12 responses to “David Miller wins tribunal case against the University of Bristol

  1. Yes, ministerial and political responses to this may be fascinating. Do they hope it just goes away or do they make a statement about their views on the judgement which may well contradict their views on similar cases which are to seen to align with different ends of the political spectrum?

  2. Isn’t being against Palestinians and their rights in their own homeland anti-semitic? Is the European Jewish Holocaust the only genocide to be recognized? Are the ever changing definitions of anti-semitism actually making the term irrellevant? Is Israel’s mass incarceration of Palestinian children an international crime under all standards? Yes… many questions remain.

    1. The palestinian population is growing 600% since 1948. 21% of the population in Israel is muslim israeli. There is no genocide. Learn definitions of terms. Otherwise you’re spitting propaganda. Equally palestine was never a country but a region during the ottoman empire consisting of israel gasa jordan and part of iraq. Many countries were formed in that period iin the region ie. Israel, Jordan, Lebanon, Syria, Yemen etc etc. Israel is the ancestral homeland of jews therefore would be antisemitic to deny it as their land on the same basis. Jews and arabs from levant palestine region are indigenous to the land. It is just that arabs started wars after wars instead of accepting land partitions and lost land. Something which also happened in those years. No one said arabs from palestine region are not allowed to their ancestral homeland no anti-semitism (nice play on the word there just like the rest of your propaganda). They refused every partition and when they had gasa they elected terrorist hamas to steal from them and govern them with no election since 2007!! Cleared it up for you.

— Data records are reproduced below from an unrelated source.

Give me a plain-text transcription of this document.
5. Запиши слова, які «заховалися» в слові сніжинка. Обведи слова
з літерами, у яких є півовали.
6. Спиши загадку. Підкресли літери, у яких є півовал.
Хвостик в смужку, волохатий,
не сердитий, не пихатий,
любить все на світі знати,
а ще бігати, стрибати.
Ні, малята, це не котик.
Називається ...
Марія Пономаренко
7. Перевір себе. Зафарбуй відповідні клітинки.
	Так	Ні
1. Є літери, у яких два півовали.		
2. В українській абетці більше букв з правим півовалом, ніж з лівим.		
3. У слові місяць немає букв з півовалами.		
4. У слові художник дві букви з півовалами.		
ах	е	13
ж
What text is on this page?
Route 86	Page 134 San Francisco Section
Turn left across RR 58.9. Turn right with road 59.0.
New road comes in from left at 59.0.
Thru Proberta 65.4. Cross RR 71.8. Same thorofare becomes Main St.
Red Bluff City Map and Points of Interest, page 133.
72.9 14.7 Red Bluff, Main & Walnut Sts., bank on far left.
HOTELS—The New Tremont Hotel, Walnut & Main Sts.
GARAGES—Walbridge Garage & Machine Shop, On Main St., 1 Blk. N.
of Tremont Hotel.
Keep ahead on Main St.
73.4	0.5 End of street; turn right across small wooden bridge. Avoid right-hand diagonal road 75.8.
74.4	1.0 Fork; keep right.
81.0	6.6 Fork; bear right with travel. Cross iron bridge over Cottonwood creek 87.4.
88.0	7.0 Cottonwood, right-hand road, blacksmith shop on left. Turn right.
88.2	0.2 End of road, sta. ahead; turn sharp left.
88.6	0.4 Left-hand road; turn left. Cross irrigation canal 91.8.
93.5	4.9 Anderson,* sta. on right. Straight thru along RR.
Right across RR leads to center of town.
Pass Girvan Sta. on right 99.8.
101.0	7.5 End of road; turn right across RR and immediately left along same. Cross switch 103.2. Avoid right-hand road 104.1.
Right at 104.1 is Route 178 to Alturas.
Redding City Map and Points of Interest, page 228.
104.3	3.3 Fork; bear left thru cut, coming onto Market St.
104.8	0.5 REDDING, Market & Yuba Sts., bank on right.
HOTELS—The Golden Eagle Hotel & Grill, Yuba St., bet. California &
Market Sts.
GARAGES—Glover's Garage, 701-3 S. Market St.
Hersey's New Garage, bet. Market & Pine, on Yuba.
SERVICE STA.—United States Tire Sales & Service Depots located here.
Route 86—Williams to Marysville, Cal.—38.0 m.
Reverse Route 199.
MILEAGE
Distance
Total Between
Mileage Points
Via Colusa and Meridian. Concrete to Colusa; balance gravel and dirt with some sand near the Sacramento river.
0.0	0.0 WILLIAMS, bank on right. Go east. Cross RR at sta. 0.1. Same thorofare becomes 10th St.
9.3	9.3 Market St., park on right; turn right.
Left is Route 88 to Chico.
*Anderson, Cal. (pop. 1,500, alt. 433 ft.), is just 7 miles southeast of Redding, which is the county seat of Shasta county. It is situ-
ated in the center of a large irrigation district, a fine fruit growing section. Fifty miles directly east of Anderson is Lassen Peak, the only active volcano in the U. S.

  3. Amazing Judgement by UK tribunal. 1 for the David against Goliath.
    This gives hope to millions in USA, who are being fired and discriminated daily at workplace.

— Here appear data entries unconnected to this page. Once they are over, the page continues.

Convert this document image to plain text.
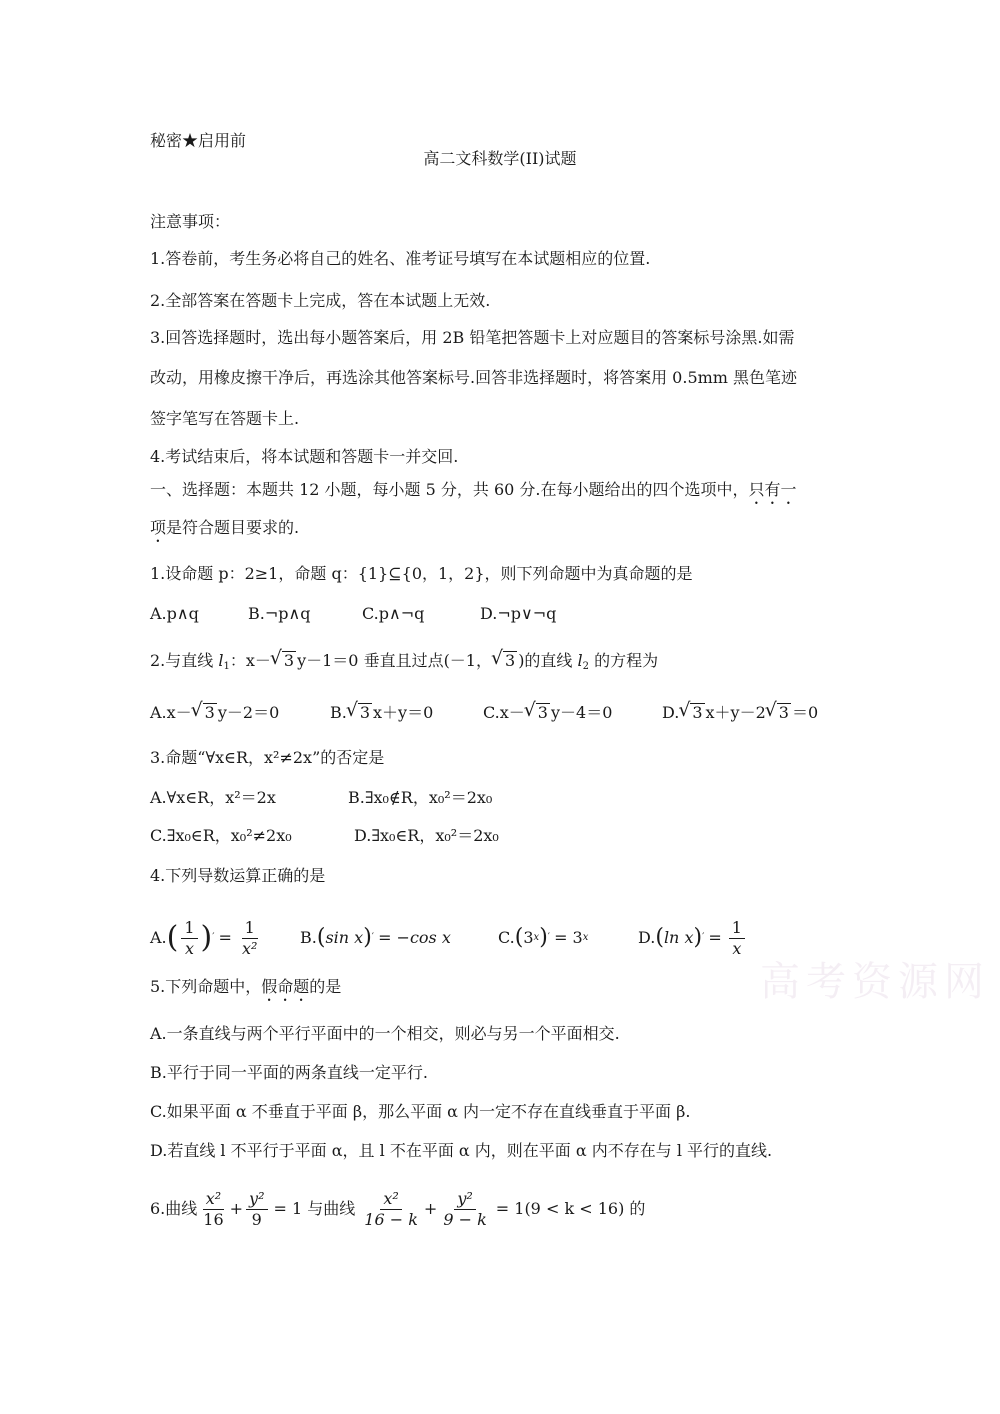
秘密★启用前
高二文科数学(II)试题
注意事项：
1.答卷前，考生务必将自己的姓名、准考证号填写在本试题相应的位置.
2.全部答案在答题卡上完成，答在本试题上无效.
3.回答选择题时，选出每小题答案后，用 2B 铅笔把答题卡上对应题目的答案标号涂黑.如需
改动，用橡皮擦干净后，再选涂其他答案标号.回答非选择题时，将答案用 0.5mm 黑色笔迹
签字笔写在答题卡上.
4.考试结束后，将本试题和答题卡一并交回.
一、选择题：本题共 12 小题，每小题 5 分，共 60 分.在每小题给出的四个选项中，只有一
项是符合题目要求的.
1.设命题 p：2≥1，命题 q：{1}⊆{0，1，2}，则下列命题中为真命题的是
A.p∧q	B.¬p∧q	C.p∧¬q	D.¬p∨¬q
2.与直线 $l_1$：x－ √ 3 y－1＝0 垂直且过点(－1， √ 3 )的直线 $l_2$ 的方程为
A.x－ √ 3 y－2＝0	B. √ 3 x＋y＝0	C.x－ √ 3 y－4＝0	D. √ 3 x＋y－2 √ 3 ＝0
3.命题“∀x∈R，x²≠2x”的否定是
A.∀x∈R，x²＝2x	B.∃x₀∉R，x₀²＝2x₀
C.∃x₀∈R，x₀²≠2x₀	D.∃x₀∈R，x₀²＝2x₀
4.下列导数运算正确的是
A. ( $\frac{1}{x}$ ) ′ = $\frac{1}{\text{x²}} B$. ( sin x ) ′ = −cos x	C. ( 3 x ) ′ = 3 x	D. ( ln x ) ′ = $\frac{1}{x}$
5.下列命题中，假命题的是
A.一条直线与两个平行平面中的一个相交，则必与另一个平面相交.
B.平行于同一平面的两条直线一定平行.
C.如果平面 α 不垂直于平面 β，那么平面 α 内一定不存在直线垂直于平面 β.
D.若直线 l 不平行于平面 α，且 l 不在平面 α 内，则在平面 α 内不存在与 l 平行的直线.
6.曲线 $\frac{\text{x²}}{16} + \frac{\text{y²}}{9} = 1$ 与曲线 $\frac{\text{x²}}{16 - k} + \frac{\text{y²}}{9 - k} = 1(9 < k < 16)$ 的
高考资源网
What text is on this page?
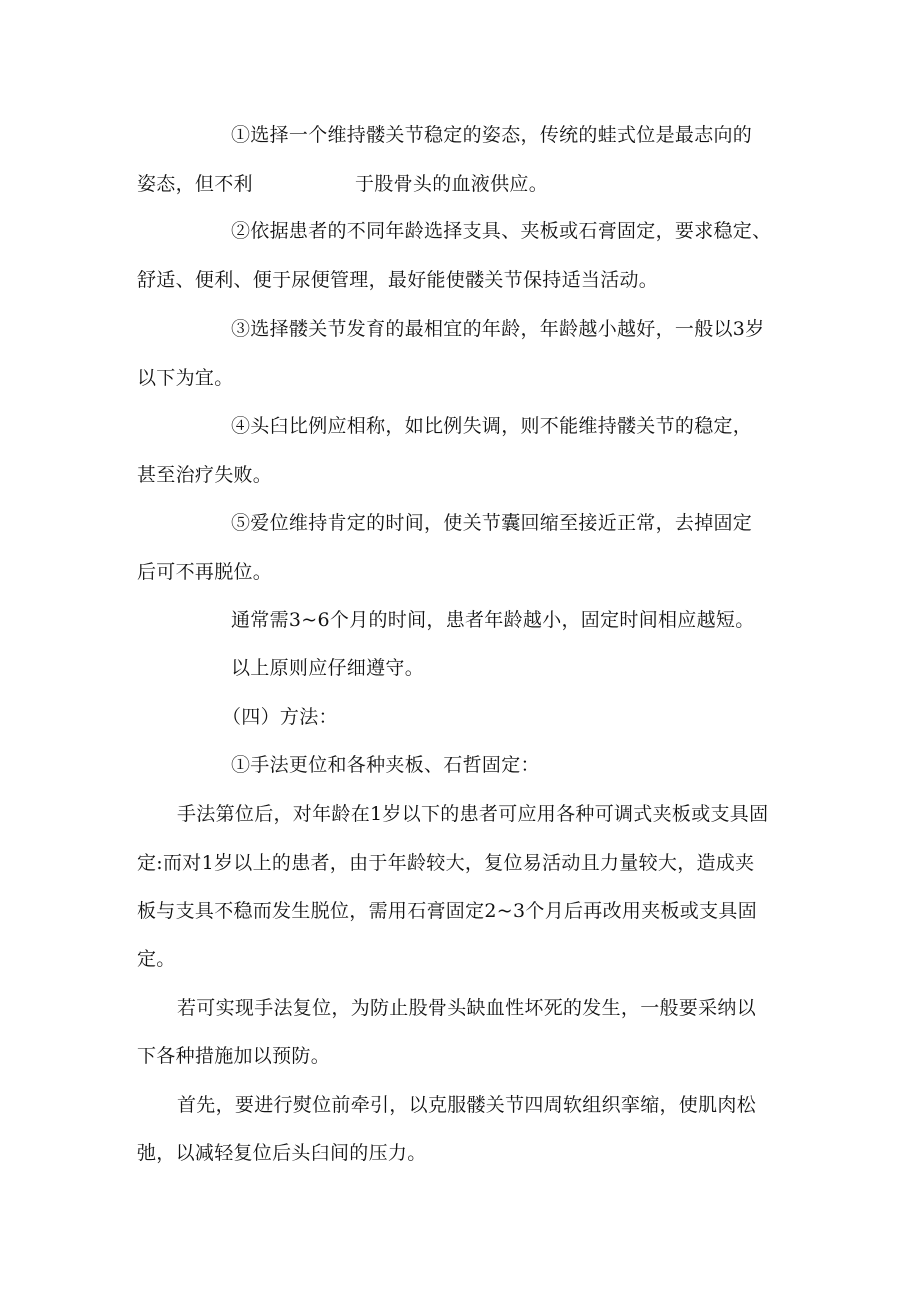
①选择一个维持髅关节稳定的姿态，传统的蛙式位是最志向的
姿态，但不利	于股骨头的血液供应。
②依据患者的不同年龄选择支具、夹板或石膏固定，要求稳定、
舒适、便利、便于尿便管理，最好能使髅关节保持适当活动。
③选择髅关节发育的最相宜的年龄，年龄越小越好，一般以3岁
以下为宜。
④头臼比例应相称，如比例失调，则不能维持髅关节的稳定，
甚至治疗失败。
⑤爱位维持肯定的时间，使关节囊回缩至接近正常，去掉固定
后可不再脱位。
通常需3~6个月的时间，患者年龄越小，固定时间相应越短。
以上原则应仔细遵守。
（四）方法：
①手法更位和各种夹板、石哲固定：
手法第位后，对年龄在1岁以下的患者可应用各种可调式夹板或支具固
定:而对1岁以上的患者，由于年龄较大，复位易活动且力量较大，造成夹
板与支具不稳而发生脱位，需用石膏固定2~3个月后再改用夹板或支具固
定。
若可实现手法复位，为防止股骨头缺血性坏死的发生，一般要采纳以
下各种措施加以预防。
首先，要进行熨位前牵引，以克服髅关节四周软组织挛缩，使肌肉松
弛，以减轻复位后头臼间的压力。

    1. You cannot express hate and discrimination and call fir the genocide of jews and not be called out on your moral ethics. That applies for any religion or ethnicity. If the hate you openly spread towards jews and Israelis was publicised in the same manner against muslims you sure would protest it and not want to have such hayeful humans as coworkers. It would not fall under the ethos of any normal company and you would scream islamophobia. Therefore equal treatment and no hate for all ethnicities and religion. This is a hate campaign very similar to 1939 nazi hitler and it must stop. Even nazi hitler period you have deflected it onto Istael as part of your propaganda hate campaign strategy against israel and jews.

  4. Whilst it is not necessarily antisemitic to hold anti Zionist views, one has to wonder why there is an obsession with criticising the world’s only Jewish state whilst remaining silent on the actions of other governments around the globe.

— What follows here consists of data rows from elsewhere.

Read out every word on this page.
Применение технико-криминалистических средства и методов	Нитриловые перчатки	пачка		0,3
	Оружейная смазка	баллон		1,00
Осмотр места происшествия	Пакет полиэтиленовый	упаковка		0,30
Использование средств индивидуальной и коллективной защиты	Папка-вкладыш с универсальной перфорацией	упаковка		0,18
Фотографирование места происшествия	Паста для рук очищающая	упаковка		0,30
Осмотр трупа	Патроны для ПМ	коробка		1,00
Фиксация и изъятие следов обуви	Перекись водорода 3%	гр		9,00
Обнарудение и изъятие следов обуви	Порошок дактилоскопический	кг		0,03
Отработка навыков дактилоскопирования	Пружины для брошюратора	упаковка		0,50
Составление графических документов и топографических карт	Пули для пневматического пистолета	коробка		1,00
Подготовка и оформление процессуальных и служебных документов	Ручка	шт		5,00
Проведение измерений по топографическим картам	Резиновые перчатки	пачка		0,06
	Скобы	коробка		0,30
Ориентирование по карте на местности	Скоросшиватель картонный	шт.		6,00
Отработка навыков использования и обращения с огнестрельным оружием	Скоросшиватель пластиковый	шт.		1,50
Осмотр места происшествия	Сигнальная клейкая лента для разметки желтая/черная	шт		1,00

  5. I don’t see why a CITIZEN, professor, on anybody, even a politician, decisions maker, a homeless on the streets, living in a country where free speech is protected by law can’t express their personal opinions? We get disclaimers on everything, the health care industry, the fintech, the software industry all do/say things after disclaimers. So as longs as the CITIZEN, use a disclaimer like “This is my opinion and philosophy not that of my employers or organizations i belong ” he should be safe! Universities are becoming police and opinions policing organizations because of private money, disguised as gifts, they get from private and wealthy donors. Everything is connected to everything!

  6. I partcularly liked the simple straightforward definition of anti-semitism that one of the academics came up with when investigation the allegations internally. He declined to adopt the IHRA definition and said simply that antisemitism is simply “hostility towards Jews as Jews”. Also liked the reference to teh fact that the IHRA definition “fails the first test of any definition: it is
    indefinite” that it is “policy” rather than “law” and that “policy
    is required to operate within the law”, including s43 of the
    Education Act 1986 and Article 10 ECHR; and that the IHRA
    definition “offers encouragement to pro-Israel militants.”
    In short its a bit of special pleading. Why not just stick to the Profs definition. I understnad it and agree with it!